The great evolution of luxury watches
Come back In the late 60s, even the most discerning observers could not have predicted the impending devastation of the Swiss watch industry with quartz technology. The arrival of the electronic wristwatch was so revolutionary that, the era is still known as the Quartz Crisis in Switzerland.
Once bitten twice. Today, after reshaping the traditional mechanical watch as a luxury watch and having built a huge industry upon it, Swiss brands are engaged in an arms race. completely new to each other. Watch movements are getting more precise, more reliable and longer lasting. Simply put, mechanical watches are getting better on all margins, moving towards real-world utilitarianism and sustainability.
It’s an idea close to the heart of Rolf Studer, Co-CEO of the independent brand Oris, a company with a tradition of intelligently industrializing. Last November, Oris launched an automatic movement, the Caliber 400, which can be seen as the poster child for this third wave of watchmaking. Powering select pilot and diving watches for under £3,000, it offers significant improvements in accuracy, power reserve, anti-magnetic and longevity compared to the industry standard “tractor” movements that Oris used to use.

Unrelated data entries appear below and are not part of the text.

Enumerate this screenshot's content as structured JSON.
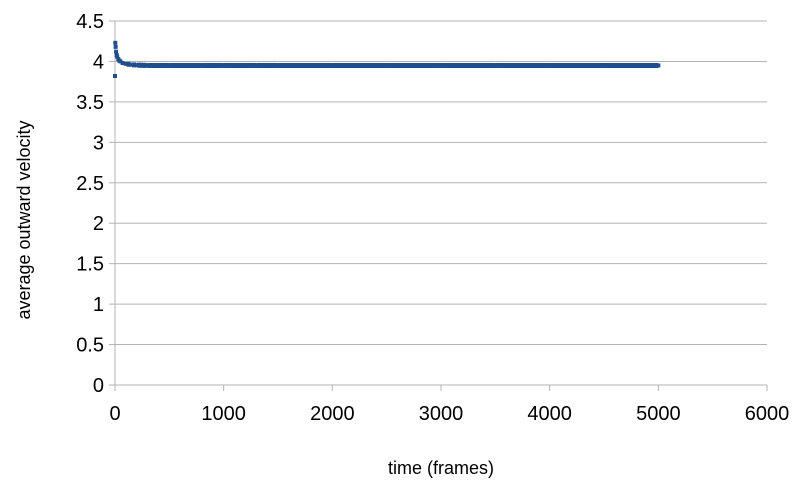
{
  "chart_data": {
    "type": "scatter",
    "title": "",
    "xlabel": "time (frames)",
    "ylabel": "average outward velocity",
    "xlim": [
      0,
      6000
    ],
    "ylim": [
      0,
      4.5
    ],
    "xticks": [
      0,
      1000,
      2000,
      3000,
      4000,
      5000,
      6000
    ],
    "yticks": [
      0,
      0.5,
      1,
      1.5,
      2,
      2.5,
      3,
      3.5,
      4,
      4.5
    ],
    "x_tick_labels": [
      "0",
      "1000",
      "2000",
      "3000",
      "4000",
      "5000",
      "6000"
    ],
    "y_tick_labels": [
      "0",
      "0.5",
      "1",
      "1.5",
      "2",
      "2.5",
      "3",
      "3.5",
      "4",
      "4.5"
    ],
    "grid": {
      "horizontal": true,
      "vertical": false
    },
    "legend": "none",
    "series": [
      {
        "color": "#1f4e8c",
        "points": [
          [
            0,
            3.82
          ],
          [
            3,
            4.23
          ],
          [
            6,
            4.18
          ],
          [
            10,
            4.12
          ],
          [
            15,
            4.08
          ],
          [
            20,
            4.06
          ],
          [
            30,
            4.03
          ],
          [
            40,
            4.01
          ],
          [
            50,
            4.0
          ],
          [
            70,
            3.98
          ],
          [
            100,
            3.97
          ],
          [
            150,
            3.96
          ],
          [
            200,
            3.955
          ],
          [
            300,
            3.95
          ],
          [
            500,
            3.95
          ],
          [
            800,
            3.95
          ],
          [
            1000,
            3.95
          ],
          [
            1300,
            3.95
          ],
          [
            1500,
            3.95
          ],
          [
            2000,
            3.95
          ],
          [
            2500,
            3.95
          ],
          [
            3000,
            3.95
          ],
          [
            3500,
            3.95
          ],
          [
            4000,
            3.95
          ],
          [
            4500,
            3.95
          ],
          [
            5000,
            3.95
          ]
        ]
      }
    ]
  }
}
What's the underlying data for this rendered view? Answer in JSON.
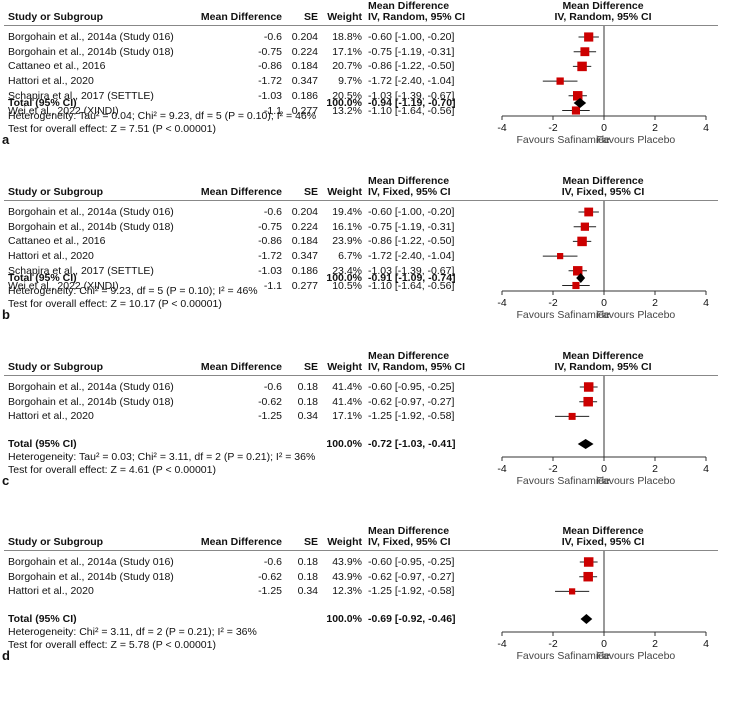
{
  "columns": {
    "study": "Study or Subgroup",
    "md": "Mean Difference",
    "se": "SE",
    "weight": "Weight",
    "ci_head1": "Mean Difference",
    "plot_head1": "Mean Difference"
  },
  "colors": {
    "box": "#cc0000",
    "line": "#222222",
    "diamond": "#000000"
  },
  "chart_data": [
    {
      "type": "scatter",
      "panel": "a",
      "method": "IV, Random, 95% CI",
      "xlim": [
        -4,
        4
      ],
      "ticks": [
        "-4",
        "-2",
        "0",
        "2",
        "4"
      ],
      "tick_values": [
        -4,
        -2,
        0,
        2,
        4
      ],
      "favours_left": "Favours Safinamide",
      "favours_right": "Favours Placebo",
      "studies": [
        {
          "name": "Borgohain et al., 2014a (Study 016)",
          "md": "-0.6",
          "se": "0.204",
          "weight": "18.8%",
          "ci": "-0.60 [-1.00, -0.20]",
          "est": -0.6,
          "lo": -1.0,
          "hi": -0.2,
          "w": 18.8
        },
        {
          "name": "Borgohain et al., 2014b (Study 018)",
          "md": "-0.75",
          "se": "0.224",
          "weight": "17.1%",
          "ci": "-0.75 [-1.19, -0.31]",
          "est": -0.75,
          "lo": -1.19,
          "hi": -0.31,
          "w": 17.1
        },
        {
          "name": "Cattaneo et al., 2016",
          "md": "-0.86",
          "se": "0.184",
          "weight": "20.7%",
          "ci": "-0.86 [-1.22, -0.50]",
          "est": -0.86,
          "lo": -1.22,
          "hi": -0.5,
          "w": 20.7
        },
        {
          "name": "Hattori et al., 2020",
          "md": "-1.72",
          "se": "0.347",
          "weight": "9.7%",
          "ci": "-1.72 [-2.40, -1.04]",
          "est": -1.72,
          "lo": -2.4,
          "hi": -1.04,
          "w": 9.7
        },
        {
          "name": "Schapira et al., 2017 (SETTLE)",
          "md": "-1.03",
          "se": "0.186",
          "weight": "20.5%",
          "ci": "-1.03 [-1.39, -0.67]",
          "est": -1.03,
          "lo": -1.39,
          "hi": -0.67,
          "w": 20.5
        },
        {
          "name": "Wei et al., 2022 (XINDI)",
          "md": "-1.1",
          "se": "0.277",
          "weight": "13.2%",
          "ci": "-1.10 [-1.64, -0.56]",
          "est": -1.1,
          "lo": -1.64,
          "hi": -0.56,
          "w": 13.2
        }
      ],
      "total": {
        "label": "Total (95% CI)",
        "weight": "100.0%",
        "ci": "-0.94 [-1.19, -0.70]",
        "est": -0.94,
        "lo": -1.19,
        "hi": -0.7
      },
      "heterogeneity": "Heterogeneity: Tau² = 0.04; Chi² = 9.23, df = 5 (P = 0.10); I² = 46%",
      "overall": "Test for overall effect: Z = 7.51 (P < 0.00001)"
    },
    {
      "type": "scatter",
      "panel": "b",
      "method": "IV, Fixed, 95% CI",
      "xlim": [
        -4,
        4
      ],
      "ticks": [
        "-4",
        "-2",
        "0",
        "2",
        "4"
      ],
      "tick_values": [
        -4,
        -2,
        0,
        2,
        4
      ],
      "favours_left": "Favours Safinamide",
      "favours_right": "Favours Placebo",
      "studies": [
        {
          "name": "Borgohain et al., 2014a (Study 016)",
          "md": "-0.6",
          "se": "0.204",
          "weight": "19.4%",
          "ci": "-0.60 [-1.00, -0.20]",
          "est": -0.6,
          "lo": -1.0,
          "hi": -0.2,
          "w": 19.4
        },
        {
          "name": "Borgohain et al., 2014b (Study 018)",
          "md": "-0.75",
          "se": "0.224",
          "weight": "16.1%",
          "ci": "-0.75 [-1.19, -0.31]",
          "est": -0.75,
          "lo": -1.19,
          "hi": -0.31,
          "w": 16.1
        },
        {
          "name": "Cattaneo et al., 2016",
          "md": "-0.86",
          "se": "0.184",
          "weight": "23.9%",
          "ci": "-0.86 [-1.22, -0.50]",
          "est": -0.86,
          "lo": -1.22,
          "hi": -0.5,
          "w": 23.9
        },
        {
          "name": "Hattori et al., 2020",
          "md": "-1.72",
          "se": "0.347",
          "weight": "6.7%",
          "ci": "-1.72 [-2.40, -1.04]",
          "est": -1.72,
          "lo": -2.4,
          "hi": -1.04,
          "w": 6.7
        },
        {
          "name": "Schapira et al., 2017 (SETTLE)",
          "md": "-1.03",
          "se": "0.186",
          "weight": "23.4%",
          "ci": "-1.03 [-1.39, -0.67]",
          "est": -1.03,
          "lo": -1.39,
          "hi": -0.67,
          "w": 23.4
        },
        {
          "name": "Wei et al., 2022 (XINDI)",
          "md": "-1.1",
          "se": "0.277",
          "weight": "10.5%",
          "ci": "-1.10 [-1.64, -0.56]",
          "est": -1.1,
          "lo": -1.64,
          "hi": -0.56,
          "w": 10.5
        }
      ],
      "total": {
        "label": "Total (95% CI)",
        "weight": "100.0%",
        "ci": "-0.91 [-1.09, -0.74]",
        "est": -0.91,
        "lo": -1.09,
        "hi": -0.74
      },
      "heterogeneity": "Heterogeneity: Chi² = 9.23, df = 5 (P = 0.10); I² = 46%",
      "overall": "Test for overall effect: Z = 10.17 (P < 0.00001)"
    },
    {
      "type": "scatter",
      "panel": "c",
      "method": "IV, Random, 95% CI",
      "xlim": [
        -4,
        4
      ],
      "ticks": [
        "-4",
        "-2",
        "0",
        "2",
        "4"
      ],
      "tick_values": [
        -4,
        -2,
        0,
        2,
        4
      ],
      "favours_left": "Favours Safinamide",
      "favours_right": "Favours Placebo",
      "studies": [
        {
          "name": "Borgohain et al., 2014a (Study 016)",
          "md": "-0.6",
          "se": "0.18",
          "weight": "41.4%",
          "ci": "-0.60 [-0.95, -0.25]",
          "est": -0.6,
          "lo": -0.95,
          "hi": -0.25,
          "w": 41.4
        },
        {
          "name": "Borgohain et al., 2014b (Study 018)",
          "md": "-0.62",
          "se": "0.18",
          "weight": "41.4%",
          "ci": "-0.62 [-0.97, -0.27]",
          "est": -0.62,
          "lo": -0.97,
          "hi": -0.27,
          "w": 41.4
        },
        {
          "name": "Hattori et al., 2020",
          "md": "-1.25",
          "se": "0.34",
          "weight": "17.1%",
          "ci": "-1.25 [-1.92, -0.58]",
          "est": -1.25,
          "lo": -1.92,
          "hi": -0.58,
          "w": 17.1
        }
      ],
      "total": {
        "label": "Total (95% CI)",
        "weight": "100.0%",
        "ci": "-0.72 [-1.03, -0.41]",
        "est": -0.72,
        "lo": -1.03,
        "hi": -0.41
      },
      "heterogeneity": "Heterogeneity: Tau² = 0.03; Chi² = 3.11, df = 2 (P = 0.21); I² = 36%",
      "overall": "Test for overall effect: Z = 4.61 (P < 0.00001)"
    },
    {
      "type": "scatter",
      "panel": "d",
      "method": "IV, Fixed, 95% CI",
      "xlim": [
        -4,
        4
      ],
      "ticks": [
        "-4",
        "-2",
        "0",
        "2",
        "4"
      ],
      "tick_values": [
        -4,
        -2,
        0,
        2,
        4
      ],
      "favours_left": "Favours Safinamide",
      "favours_right": "Favours Placebo",
      "studies": [
        {
          "name": "Borgohain et al., 2014a (Study 016)",
          "md": "-0.6",
          "se": "0.18",
          "weight": "43.9%",
          "ci": "-0.60 [-0.95, -0.25]",
          "est": -0.6,
          "lo": -0.95,
          "hi": -0.25,
          "w": 43.9
        },
        {
          "name": "Borgohain et al., 2014b (Study 018)",
          "md": "-0.62",
          "se": "0.18",
          "weight": "43.9%",
          "ci": "-0.62 [-0.97, -0.27]",
          "est": -0.62,
          "lo": -0.97,
          "hi": -0.27,
          "w": 43.9
        },
        {
          "name": "Hattori et al., 2020",
          "md": "-1.25",
          "se": "0.34",
          "weight": "12.3%",
          "ci": "-1.25 [-1.92, -0.58]",
          "est": -1.25,
          "lo": -1.92,
          "hi": -0.58,
          "w": 12.3
        }
      ],
      "total": {
        "label": "Total (95% CI)",
        "weight": "100.0%",
        "ci": "-0.69 [-0.92, -0.46]",
        "est": -0.69,
        "lo": -0.92,
        "hi": -0.46
      },
      "heterogeneity": "Heterogeneity: Chi² = 3.11, df = 2 (P = 0.21); I² = 36%",
      "overall": "Test for overall effect: Z = 5.78 (P < 0.00001)"
    }
  ]
}
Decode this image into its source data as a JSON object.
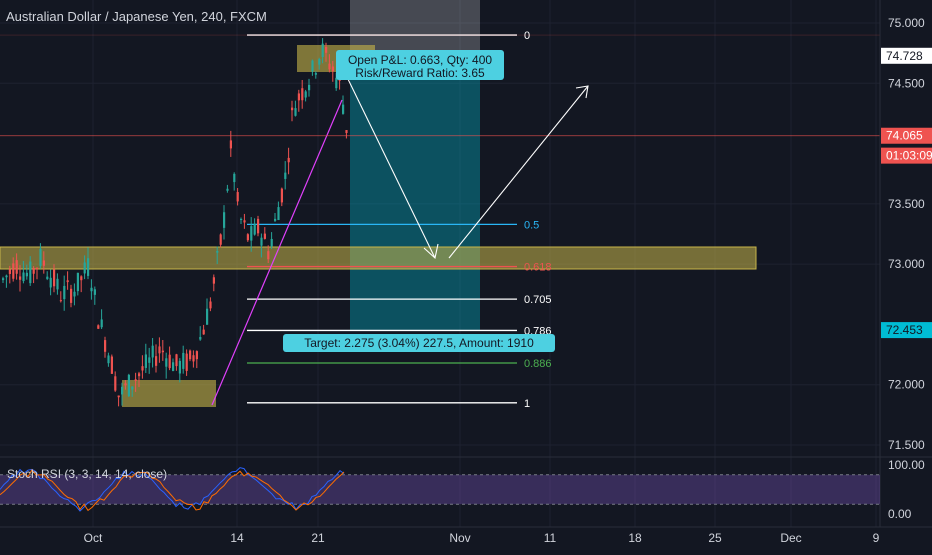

“This is a movement with a purpose,” says Studer, who describes a five-year R&D process that has improved everything from the shape of the gears to the efficiency of the winding system. “By defining a few elements and setting a new standard for all of them, the Caliber 400 addresses the needs of the customer directly. It is suitable for any everyday situation. “
In strong winds, it runs for five days (120 hours), of which 40 to 42 hours used to be the norm. Most impressively, Oris says watches with Caliber 400 movements can be worn for a whole decade before they need servicing. or five years.